- Born: November 20, 1914 Surathani, Thailand
- Died: 2001

= Smarn Muntarbhorn =

Thai-born cardiac surgeon and Thailand's first heart surgeon

Smarn Muntarbhorn, MRCS 1941, FRCS 1945, MB BS London 1941, DTM&H Liverpool 1941, FACCP 1951 (20 November 1914 - 2001) was a Thai-born cardiac surgeon and Thailand's first heart surgeon. He is renowned as the father of cardiac surgery in Thailand and was the first Thai surgeon to become a Fellow of The Royal College of Surgeons of England. He was awarded a royal honorary doctorate by the King of Thailand.

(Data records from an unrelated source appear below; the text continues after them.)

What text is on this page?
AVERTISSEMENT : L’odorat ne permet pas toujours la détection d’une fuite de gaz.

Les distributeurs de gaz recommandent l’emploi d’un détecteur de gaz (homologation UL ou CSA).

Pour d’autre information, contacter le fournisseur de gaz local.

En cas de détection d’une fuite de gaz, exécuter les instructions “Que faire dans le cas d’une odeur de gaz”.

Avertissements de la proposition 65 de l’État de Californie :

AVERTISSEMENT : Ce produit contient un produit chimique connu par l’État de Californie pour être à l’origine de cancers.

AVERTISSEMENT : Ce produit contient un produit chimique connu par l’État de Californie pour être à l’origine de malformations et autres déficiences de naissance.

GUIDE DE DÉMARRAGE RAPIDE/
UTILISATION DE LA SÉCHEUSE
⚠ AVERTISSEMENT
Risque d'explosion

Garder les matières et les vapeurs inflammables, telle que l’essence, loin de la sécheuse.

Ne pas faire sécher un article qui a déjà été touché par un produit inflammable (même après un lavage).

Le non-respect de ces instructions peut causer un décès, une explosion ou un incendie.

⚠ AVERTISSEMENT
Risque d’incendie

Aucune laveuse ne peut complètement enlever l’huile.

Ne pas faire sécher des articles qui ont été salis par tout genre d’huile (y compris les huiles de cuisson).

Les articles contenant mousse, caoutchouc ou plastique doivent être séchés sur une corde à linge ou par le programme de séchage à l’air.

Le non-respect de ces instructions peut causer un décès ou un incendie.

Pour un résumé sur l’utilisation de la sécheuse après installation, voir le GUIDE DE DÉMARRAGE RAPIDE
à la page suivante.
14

Smarn matriculated from Suan Kularb College in Bangkok and was then awarded the prestigious King's Scholarship from Thailand to study abroad in England. At nearly 19 years old Smarn moved to England where he attended Manchester Grammar School and then went to Guy's Hospital to study medicine. Whilst a student at Guy's Hospital, Smarn won a scholarship in confined science and the Golding-Bird gold medal and prize in 1940.

He married Niramol Dhonavanik in 1950 and they had two sons, Kanit Muntarbhorn (who qualified at Guy's) and Vitit Muntarbhorn, and one daughter, Sirabhorn Muntarbhorn. Smarn had one grandchild, Tuck Muntarbhorn, son of Kanit Muntarbhorn and Busardi Muntarbhorn.